Group of Adventist leaders, church members participate in the 8-day initiative.
Published on: 06-01-2023
Cyprus has attracted diverse visitors throughout the ages and has been coveted by its numerous invaders. However, there was one historic journey through Cyprus in the year 48 AD that set Cyprus on a path of Christianity for the past two millennia.
Retracing Paul and Barnabas’s journey through Cyprus, May 18-27, was an initiative of the Seventh-day Adventist Church in Cyprus as a part of the Christ for Europe project. It was organized under the leadership of Branislav Mirilov. The journey of around 180 kilometers (110 miles) united about 60 enthusiastic walkers of all age groups, walks of life, and different levels of fitness.
The Bible describes a certain native of Cyprus in the following way: “Joseph, a Levite from Cyprus, whom the apostles called Barnabas (which means “son of encouragement”), sold a field he owned and brought the money and put it at the apostles’ feet” (Acts 4:36, 37, NIV). Barnabas was joined by a young nephew, John Mark, and the apostle Paul on what became known as his first missionary journey. The biblical text in Acts 13:4–13 specifies Salamis as the entry port and Paphos — the Roman capital of the island — as the exit port.
History of first-century Cyprus gives two possible routes joining the two port cities. The first route cut to the northwest to Chystri, over the Kyrenia Ridge to the north coast. It then followed the coast to Soli, then Arsinoe, and then south to Paphos. The second possible route, known as the Augustan Road, headed to Citium (present-day Larnaca) on the south coast, then westward to Amathus (near Limassol), then to Kourion leading to Paphos. Since it is unknown which walking route the apostles took, the group retracing their journey chose the latter.
Paul and Barnabas’s journey ended in Paphos where dramatic events took place: the encounter with demon-possessed Elymas, the sorcerer, and the conversion of the Roman proconsul. The walkers and all present at the concluding service on Saturday, May 27, had a chance to visit the archaeological site where those events took place.
“Even the hardest of the journeys is made more enjoyable when working as a team, and this journey was not an exception,” Mirilov said. He praised the dedication of Emani Bulanauca and Manasseh Moren, the main walk organizers, and Kim Papaioannou, the presenter of life sketches of Barnabas and Paul.
Special guests of this spiritual and physical endeavor were church administrators Karen and Mike Porter, who lived and served in Cyprus from 2001 to 2006. Both turned 70 this year, but they took the challenge of an 8-day walk and flinched not even once.
Mike Porter described their experience. “The [best] part of walking in the footsteps of Paul and Barnabas has been sharing the same good news they preached so long ago and making many new friends from countries far and near!” he said.

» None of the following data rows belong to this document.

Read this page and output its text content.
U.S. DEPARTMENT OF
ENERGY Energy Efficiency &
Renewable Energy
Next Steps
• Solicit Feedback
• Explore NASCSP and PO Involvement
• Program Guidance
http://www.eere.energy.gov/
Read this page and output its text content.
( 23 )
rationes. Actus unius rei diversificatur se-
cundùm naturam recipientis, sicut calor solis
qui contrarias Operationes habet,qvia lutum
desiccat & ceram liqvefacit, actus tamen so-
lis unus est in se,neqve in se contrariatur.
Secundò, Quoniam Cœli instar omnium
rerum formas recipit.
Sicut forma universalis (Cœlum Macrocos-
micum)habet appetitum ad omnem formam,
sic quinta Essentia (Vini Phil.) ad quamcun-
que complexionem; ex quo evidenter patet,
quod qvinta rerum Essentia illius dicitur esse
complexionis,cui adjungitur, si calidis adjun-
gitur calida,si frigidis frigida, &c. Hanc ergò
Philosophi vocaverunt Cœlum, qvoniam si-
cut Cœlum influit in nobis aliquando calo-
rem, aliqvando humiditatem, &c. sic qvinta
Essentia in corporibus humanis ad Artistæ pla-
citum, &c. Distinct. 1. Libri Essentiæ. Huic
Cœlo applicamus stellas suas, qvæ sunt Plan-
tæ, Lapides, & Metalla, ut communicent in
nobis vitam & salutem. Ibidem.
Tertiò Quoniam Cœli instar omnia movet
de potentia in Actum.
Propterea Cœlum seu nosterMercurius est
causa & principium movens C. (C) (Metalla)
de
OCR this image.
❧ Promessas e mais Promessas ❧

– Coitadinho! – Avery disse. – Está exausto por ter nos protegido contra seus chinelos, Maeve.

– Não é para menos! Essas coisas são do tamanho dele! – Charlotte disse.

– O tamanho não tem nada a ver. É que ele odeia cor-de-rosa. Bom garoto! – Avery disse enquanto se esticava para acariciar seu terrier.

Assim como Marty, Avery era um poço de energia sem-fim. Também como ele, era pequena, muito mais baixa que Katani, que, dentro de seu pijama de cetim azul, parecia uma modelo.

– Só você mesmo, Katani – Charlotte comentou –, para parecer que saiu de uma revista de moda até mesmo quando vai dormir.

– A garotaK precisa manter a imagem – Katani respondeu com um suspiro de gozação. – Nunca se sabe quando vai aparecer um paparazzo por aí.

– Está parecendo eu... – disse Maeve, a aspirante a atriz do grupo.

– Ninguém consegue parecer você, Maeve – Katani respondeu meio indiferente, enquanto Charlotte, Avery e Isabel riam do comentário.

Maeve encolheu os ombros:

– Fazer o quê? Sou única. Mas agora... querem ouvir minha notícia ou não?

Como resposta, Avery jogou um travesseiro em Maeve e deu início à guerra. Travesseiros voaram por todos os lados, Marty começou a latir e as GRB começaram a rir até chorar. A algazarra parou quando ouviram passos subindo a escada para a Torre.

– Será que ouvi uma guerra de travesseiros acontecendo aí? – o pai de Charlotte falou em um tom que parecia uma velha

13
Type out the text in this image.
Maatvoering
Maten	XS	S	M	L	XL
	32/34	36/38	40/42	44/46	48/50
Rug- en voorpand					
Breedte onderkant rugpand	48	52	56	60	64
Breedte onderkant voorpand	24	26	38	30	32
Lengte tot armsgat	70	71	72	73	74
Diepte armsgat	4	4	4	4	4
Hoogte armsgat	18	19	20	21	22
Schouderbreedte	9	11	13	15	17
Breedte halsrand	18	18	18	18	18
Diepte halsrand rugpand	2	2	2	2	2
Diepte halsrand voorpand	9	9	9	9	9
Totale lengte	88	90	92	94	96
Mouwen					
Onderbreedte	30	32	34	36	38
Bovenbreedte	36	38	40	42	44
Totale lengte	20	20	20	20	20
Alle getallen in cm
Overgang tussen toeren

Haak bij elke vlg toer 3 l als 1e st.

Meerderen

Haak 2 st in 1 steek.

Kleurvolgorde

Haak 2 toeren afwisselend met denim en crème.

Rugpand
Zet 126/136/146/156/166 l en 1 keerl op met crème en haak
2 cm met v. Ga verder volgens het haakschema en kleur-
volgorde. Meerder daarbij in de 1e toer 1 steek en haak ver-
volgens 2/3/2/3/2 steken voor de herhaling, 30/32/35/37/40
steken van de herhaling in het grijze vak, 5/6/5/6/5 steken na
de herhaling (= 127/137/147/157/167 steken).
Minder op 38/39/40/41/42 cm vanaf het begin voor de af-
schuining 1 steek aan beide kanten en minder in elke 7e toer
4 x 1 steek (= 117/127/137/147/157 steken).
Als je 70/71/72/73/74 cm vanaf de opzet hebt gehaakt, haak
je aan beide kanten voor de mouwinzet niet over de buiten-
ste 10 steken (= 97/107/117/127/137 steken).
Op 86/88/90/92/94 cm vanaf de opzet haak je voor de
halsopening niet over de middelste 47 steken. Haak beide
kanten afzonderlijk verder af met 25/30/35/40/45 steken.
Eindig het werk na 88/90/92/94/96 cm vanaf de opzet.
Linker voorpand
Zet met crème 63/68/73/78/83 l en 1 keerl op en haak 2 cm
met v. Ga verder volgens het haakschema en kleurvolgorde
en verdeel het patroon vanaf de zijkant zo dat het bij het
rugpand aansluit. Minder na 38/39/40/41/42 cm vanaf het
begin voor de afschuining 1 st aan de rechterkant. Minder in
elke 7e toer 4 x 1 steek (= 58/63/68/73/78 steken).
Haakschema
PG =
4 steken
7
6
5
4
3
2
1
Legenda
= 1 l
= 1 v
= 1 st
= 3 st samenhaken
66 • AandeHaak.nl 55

They both agreed that “as in the days of Paul, Cyprus continuously needs to hear the good news of Jesus the Messiah and His plans for providing eternal life for all — Cyprus and the rest of the world.”
Positive feedback encouraged organizers to make this walk an annual event open to the wider community. “As people put their comfortable trainers on, let them think [on] how it was for Paul and Barnabas to walk in their sandals on dusty Cyprus roads,” organizers said. “Walking and talking about life issues in beautiful nature helps people to connect to each other and to God in a more real way.”
They added that “all over Cyprus, there are archaeological remains of [the] paganism and idolatry early Christians faced. Today the challenge is packed in the form of secularism and materialism. It is good to walk a spiritual walk with Christ.”